After playing under Coach Adolph Rupp at the University of Kentucky, Newton coached Transylvania’s men’s basketball team for 12 seasons. He led the Pioneers to their first postseason competition in 1963 and recruited the university’s first African-American player.
Newton went on to coach at the University of Alabama and Vanderbilt before returning to UK as director of athletics, helping turn around the basketball program and hiring the school’s first African-American men’s and women’s basketball coaches.
“C.M. Newton has made his mark on collegiate athletics both as a coach and an administrator,” said Holly Sheilley, Transylvania’s vice president for enrollment and student life.
“He has never been afraid to lead the way, and one of the ways he did that was through racial integration,” Sheilley added. “His accomplishments at UK—from facility expansions to his hires—are to be commended.
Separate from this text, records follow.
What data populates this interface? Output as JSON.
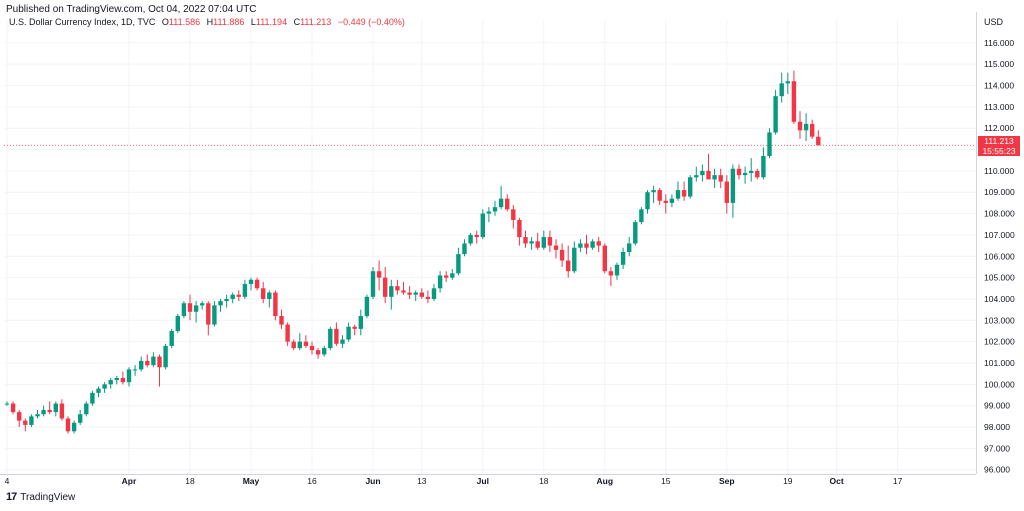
{
  "header": {
    "published": "Published on TradingView.com, Oct 04, 2022 07:04 UTC"
  },
  "legend": {
    "symbol": "U.S. Dollar Currency Index, 1D, TVC",
    "open_label": "O",
    "open": "111.586",
    "high_label": "H",
    "high": "111.886",
    "low_label": "L",
    "low": "111.194",
    "close_label": "C",
    "close": "111.213",
    "change": "−0.449 (−0.40%)"
  },
  "price_axis": {
    "currency": "USD"
  },
  "last_price": {
    "value": "111.213",
    "countdown": "15:55:23"
  },
  "brand": {
    "logo": "17",
    "name": "TradingView"
  },
  "colors": {
    "up": "#089981",
    "down": "#f23645",
    "grid": "#f0f3fa",
    "text": "#131722"
  },
  "chart_data": {
    "type": "candlestick",
    "y_ticks": [
      96,
      97,
      98,
      99,
      100,
      101,
      102,
      103,
      104,
      105,
      106,
      107,
      108,
      109,
      110,
      111,
      112,
      113,
      114,
      115,
      116
    ],
    "y_tick_labels": [
      "96.000",
      "97.000",
      "98.000",
      "99.000",
      "100.000",
      "101.000",
      "102.000",
      "103.000",
      "104.000",
      "105.000",
      "106.000",
      "107.000",
      "108.000",
      "109.000",
      "110.000",
      "111.000",
      "112.000",
      "113.000",
      "114.000",
      "115.000",
      "116.000"
    ],
    "ylim": [
      95.8,
      116.6
    ],
    "x_ticks": [
      {
        "label": "4",
        "idx": 0
      },
      {
        "label": "Apr",
        "idx": 20
      },
      {
        "label": "18",
        "idx": 30
      },
      {
        "label": "May",
        "idx": 40
      },
      {
        "label": "16",
        "idx": 50
      },
      {
        "label": "Jun",
        "idx": 60
      },
      {
        "label": "13",
        "idx": 68
      },
      {
        "label": "Jul",
        "idx": 78
      },
      {
        "label": "18",
        "idx": 88
      },
      {
        "label": "Aug",
        "idx": 98
      },
      {
        "label": "15",
        "idx": 108
      },
      {
        "label": "Sep",
        "idx": 118
      },
      {
        "label": "19",
        "idx": 128
      },
      {
        "label": "Oct",
        "idx": 136
      },
      {
        "label": "17",
        "idx": 146
      }
    ],
    "candles": [
      [
        99.1,
        99.2,
        99.0,
        99.1
      ],
      [
        99.1,
        99.2,
        98.6,
        98.7
      ],
      [
        98.7,
        98.8,
        98.0,
        98.3
      ],
      [
        98.3,
        98.4,
        97.8,
        98.1
      ],
      [
        98.1,
        98.6,
        98.0,
        98.5
      ],
      [
        98.5,
        98.8,
        98.4,
        98.6
      ],
      [
        98.6,
        99.0,
        98.5,
        98.8
      ],
      [
        98.8,
        99.2,
        98.6,
        98.7
      ],
      [
        98.7,
        99.2,
        98.5,
        99.1
      ],
      [
        99.1,
        99.3,
        98.3,
        98.4
      ],
      [
        98.4,
        98.5,
        97.7,
        97.8
      ],
      [
        97.8,
        98.3,
        97.7,
        98.2
      ],
      [
        98.2,
        98.8,
        98.1,
        98.6
      ],
      [
        98.6,
        99.2,
        98.5,
        99.1
      ],
      [
        99.1,
        99.7,
        99.0,
        99.6
      ],
      [
        99.6,
        99.9,
        99.4,
        99.8
      ],
      [
        99.8,
        100.1,
        99.6,
        100.0
      ],
      [
        100.0,
        100.3,
        99.8,
        100.2
      ],
      [
        100.2,
        100.4,
        100.0,
        100.3
      ],
      [
        100.3,
        100.6,
        100.0,
        100.1
      ],
      [
        100.1,
        100.8,
        99.9,
        100.7
      ],
      [
        100.7,
        100.9,
        100.4,
        100.7
      ],
      [
        100.7,
        101.3,
        100.6,
        101.1
      ],
      [
        101.1,
        101.4,
        100.8,
        100.9
      ],
      [
        100.9,
        101.5,
        100.8,
        101.3
      ],
      [
        101.3,
        101.4,
        99.9,
        100.8
      ],
      [
        100.8,
        101.9,
        100.7,
        101.8
      ],
      [
        101.8,
        102.6,
        101.7,
        102.5
      ],
      [
        102.5,
        103.3,
        102.4,
        103.2
      ],
      [
        103.2,
        103.9,
        103.1,
        103.8
      ],
      [
        103.8,
        104.2,
        103.0,
        103.4
      ],
      [
        103.4,
        103.9,
        102.9,
        103.7
      ],
      [
        103.7,
        103.9,
        103.5,
        103.8
      ],
      [
        103.8,
        103.9,
        102.3,
        102.8
      ],
      [
        102.8,
        103.9,
        102.7,
        103.7
      ],
      [
        103.7,
        104.0,
        103.4,
        103.9
      ],
      [
        103.9,
        104.2,
        103.6,
        104.0
      ],
      [
        104.0,
        104.3,
        103.8,
        104.2
      ],
      [
        104.2,
        104.4,
        103.9,
        104.1
      ],
      [
        104.1,
        104.9,
        104.0,
        104.7
      ],
      [
        104.7,
        105.0,
        104.4,
        104.9
      ],
      [
        104.9,
        105.0,
        104.4,
        104.5
      ],
      [
        104.5,
        104.8,
        103.8,
        104.0
      ],
      [
        104.0,
        104.4,
        103.6,
        104.3
      ],
      [
        104.3,
        104.4,
        103.0,
        103.2
      ],
      [
        103.2,
        103.5,
        102.6,
        102.8
      ],
      [
        102.8,
        102.9,
        101.8,
        102.0
      ],
      [
        102.0,
        102.1,
        101.6,
        101.7
      ],
      [
        101.7,
        102.4,
        101.6,
        102.0
      ],
      [
        102.0,
        102.3,
        101.7,
        101.8
      ],
      [
        101.8,
        102.0,
        101.4,
        101.6
      ],
      [
        101.6,
        101.7,
        101.2,
        101.4
      ],
      [
        101.4,
        101.8,
        101.3,
        101.7
      ],
      [
        101.7,
        102.7,
        101.6,
        102.6
      ],
      [
        102.6,
        102.9,
        101.8,
        101.9
      ],
      [
        101.9,
        102.3,
        101.7,
        102.1
      ],
      [
        102.1,
        102.9,
        102.0,
        102.7
      ],
      [
        102.7,
        102.8,
        102.3,
        102.6
      ],
      [
        102.6,
        103.5,
        102.3,
        103.2
      ],
      [
        103.2,
        104.2,
        103.1,
        104.1
      ],
      [
        104.1,
        105.5,
        104.0,
        105.3
      ],
      [
        105.3,
        105.8,
        104.4,
        105.0
      ],
      [
        105.0,
        105.5,
        103.8,
        104.1
      ],
      [
        104.1,
        104.9,
        103.5,
        104.6
      ],
      [
        104.6,
        104.9,
        104.2,
        104.4
      ],
      [
        104.4,
        104.8,
        104.2,
        104.3
      ],
      [
        104.3,
        104.6,
        104.0,
        104.2
      ],
      [
        104.2,
        104.4,
        103.9,
        104.3
      ],
      [
        104.3,
        104.5,
        104.0,
        104.1
      ],
      [
        104.1,
        104.4,
        103.8,
        104.0
      ],
      [
        104.0,
        104.7,
        103.9,
        104.5
      ],
      [
        104.5,
        105.3,
        104.3,
        105.1
      ],
      [
        105.1,
        105.3,
        104.8,
        105.0
      ],
      [
        105.0,
        105.4,
        104.9,
        105.2
      ],
      [
        105.2,
        106.4,
        105.1,
        106.1
      ],
      [
        106.1,
        106.8,
        106.0,
        106.6
      ],
      [
        106.6,
        107.1,
        106.5,
        107.0
      ],
      [
        107.0,
        107.2,
        106.6,
        106.9
      ],
      [
        106.9,
        108.2,
        106.8,
        108.0
      ],
      [
        108.0,
        108.3,
        107.6,
        108.1
      ],
      [
        108.1,
        108.6,
        107.9,
        108.3
      ],
      [
        108.3,
        109.3,
        108.2,
        108.7
      ],
      [
        108.7,
        108.9,
        108.1,
        108.2
      ],
      [
        108.2,
        108.4,
        107.3,
        107.7
      ],
      [
        107.7,
        107.8,
        106.5,
        106.9
      ],
      [
        106.9,
        107.2,
        106.4,
        106.6
      ],
      [
        106.6,
        106.9,
        106.3,
        106.7
      ],
      [
        106.7,
        107.1,
        106.3,
        106.4
      ],
      [
        106.4,
        107.2,
        106.3,
        106.9
      ],
      [
        106.9,
        107.2,
        106.2,
        106.5
      ],
      [
        106.5,
        106.8,
        105.9,
        106.3
      ],
      [
        106.3,
        106.6,
        105.5,
        105.8
      ],
      [
        105.8,
        106.5,
        105.0,
        105.3
      ],
      [
        105.3,
        106.7,
        105.2,
        106.4
      ],
      [
        106.4,
        106.8,
        106.2,
        106.6
      ],
      [
        106.6,
        107.0,
        106.1,
        106.4
      ],
      [
        106.4,
        106.8,
        106.3,
        106.7
      ],
      [
        106.7,
        106.9,
        106.2,
        106.5
      ],
      [
        106.5,
        106.6,
        105.2,
        105.3
      ],
      [
        105.3,
        105.5,
        104.6,
        105.1
      ],
      [
        105.1,
        105.7,
        104.9,
        105.6
      ],
      [
        105.6,
        106.4,
        105.4,
        106.2
      ],
      [
        106.2,
        106.9,
        106.0,
        106.6
      ],
      [
        106.6,
        107.7,
        106.5,
        107.6
      ],
      [
        107.6,
        108.3,
        107.5,
        108.2
      ],
      [
        108.2,
        109.1,
        108.0,
        109.0
      ],
      [
        109.0,
        109.3,
        108.5,
        109.1
      ],
      [
        109.1,
        109.2,
        108.4,
        108.6
      ],
      [
        108.6,
        108.9,
        108.0,
        108.5
      ],
      [
        108.5,
        108.9,
        108.3,
        108.7
      ],
      [
        108.7,
        109.5,
        108.6,
        109.1
      ],
      [
        109.1,
        109.5,
        108.6,
        108.8
      ],
      [
        108.8,
        109.8,
        108.7,
        109.7
      ],
      [
        109.7,
        110.2,
        109.5,
        109.8
      ],
      [
        109.8,
        110.3,
        109.5,
        110.0
      ],
      [
        110.0,
        110.8,
        109.7,
        109.6
      ],
      [
        109.6,
        110.1,
        109.2,
        109.8
      ],
      [
        109.8,
        110.1,
        109.2,
        109.5
      ],
      [
        109.5,
        109.8,
        108.0,
        108.5
      ],
      [
        108.5,
        110.3,
        107.8,
        110.1
      ],
      [
        110.1,
        110.3,
        109.6,
        109.8
      ],
      [
        109.8,
        110.2,
        109.4,
        109.9
      ],
      [
        109.9,
        110.6,
        109.5,
        110.0
      ],
      [
        110.0,
        110.1,
        109.6,
        109.7
      ],
      [
        109.7,
        111.1,
        109.6,
        110.7
      ],
      [
        110.7,
        112.0,
        110.6,
        111.8
      ],
      [
        111.8,
        113.8,
        111.7,
        113.5
      ],
      [
        113.5,
        114.6,
        113.2,
        114.1
      ],
      [
        114.1,
        114.6,
        113.6,
        114.2
      ],
      [
        114.2,
        114.7,
        112.2,
        112.3
      ],
      [
        112.3,
        112.8,
        111.5,
        111.9
      ],
      [
        111.9,
        112.7,
        111.4,
        112.2
      ],
      [
        112.2,
        112.4,
        111.5,
        111.6
      ],
      [
        111.6,
        111.9,
        111.2,
        111.2
      ]
    ]
  }
}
It is a rarity to see an individual with such a high degree of success as a player, coach and administrator. It is a great delight for Transylvania that he began his career here.”
In 1992 Newton was inducted into Transylvania's Pioneer Hall of Fame.
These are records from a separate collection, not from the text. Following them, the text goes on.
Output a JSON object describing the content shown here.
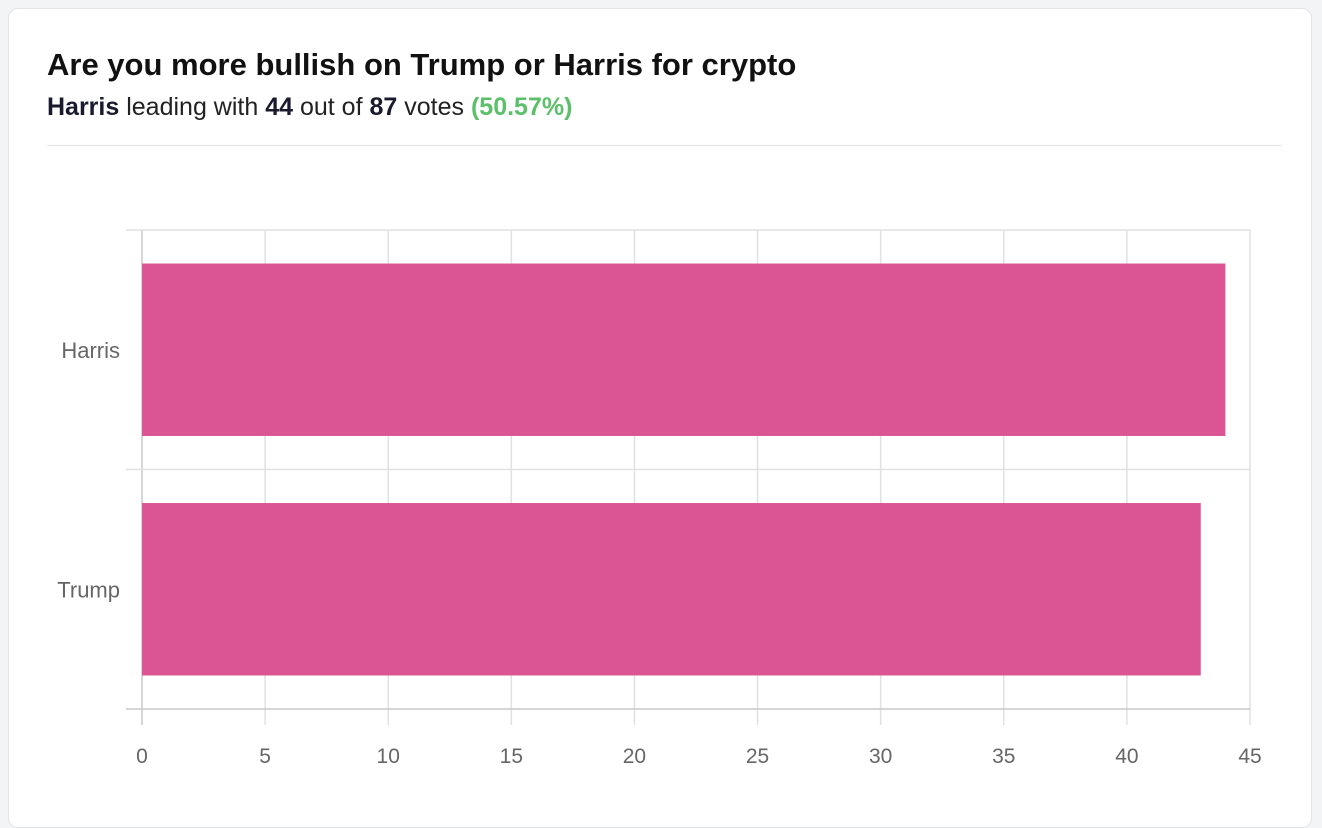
{
  "header": {
    "title": "Are you more bullish on Trump or Harris for crypto",
    "leader": "Harris",
    "text_leading_with": "leading with",
    "leader_votes": "44",
    "text_out_of": "out of",
    "total_votes": "87",
    "text_votes": "votes",
    "leader_pct": "(50.57%)"
  },
  "colors": {
    "bar": "#db5595",
    "grid": "#e1e1e1",
    "axis": "#c8c8c8",
    "pct_green": "#5cc06a"
  },
  "chart_data": {
    "type": "bar",
    "orientation": "horizontal",
    "categories": [
      "Harris",
      "Trump"
    ],
    "values": [
      44,
      43
    ],
    "xlim": [
      0,
      45
    ],
    "x_ticks": [
      "0",
      "5",
      "10",
      "15",
      "20",
      "25",
      "30",
      "35",
      "40",
      "45"
    ],
    "grid": true,
    "legend": "none"
  }
}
His other accomplishments include serving as manager of the 1984 U.S. Olympic basketball team, which won a gold medal, and as an NCAA Rules Committee member when the three point shot and shot clock were instituted.
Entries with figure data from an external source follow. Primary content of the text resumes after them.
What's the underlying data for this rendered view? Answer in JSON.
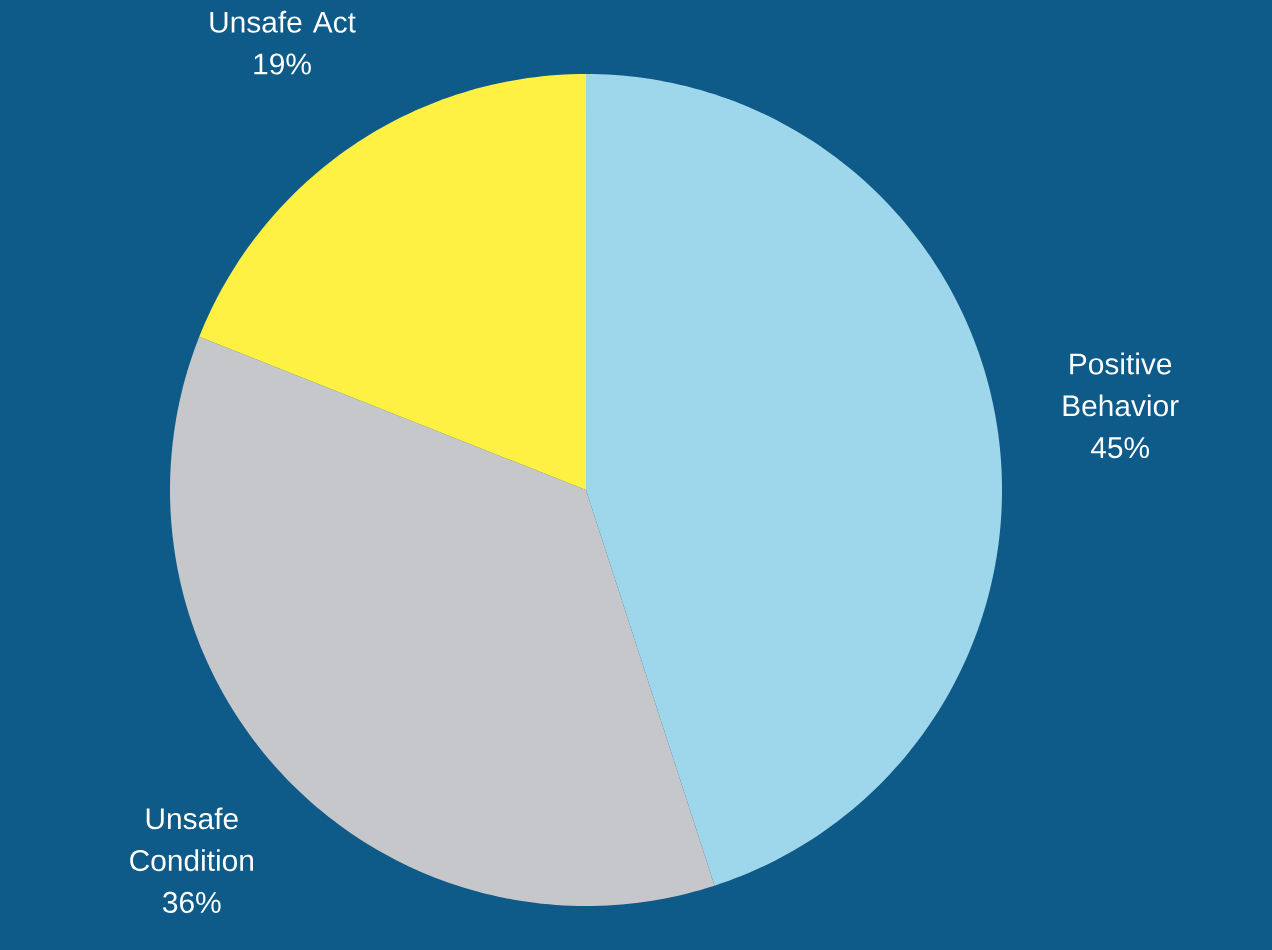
{
  "chart_data": {
    "type": "pie",
    "categories": [
      "Positive Behavior",
      "Unsafe Condition",
      "Unsafe Act"
    ],
    "values": [
      45,
      36,
      19
    ],
    "value_labels": [
      "45%",
      "36%",
      "19%"
    ],
    "colors": [
      "#9ed6eb",
      "#c6c7ca",
      "#fff143"
    ]
  }
}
Former Transylvania men’s basketball coach Don Lane talked about Newton’s influence. “Having served as basketball coach at Transylvania, as did C.M. Newton, I have followed and learned from Coach Newton from Transylvania until retirement,” he said. “His life's work in coaching, teaching and administration have influenced thousands of people that come from all walks of life. He has done his work with great integrity and with others utmost in mind, and thus has made an enormous impact nationally and internationally on college athletics. He’s one of the most deserving ever to receive this award.”
Newton and the other Hall of Fame honorees received their awards during the NACDA's 52nd Annual Convention in Orlando, Fla.
The 2017 class of inductees also included: Mike Alden, University of Missouri; M. Dianne Murphy, Columbia University; Tim Selgo, Grand Valley State University; Randy Spetman, Florida State University; and Max Urick, Kansas State University.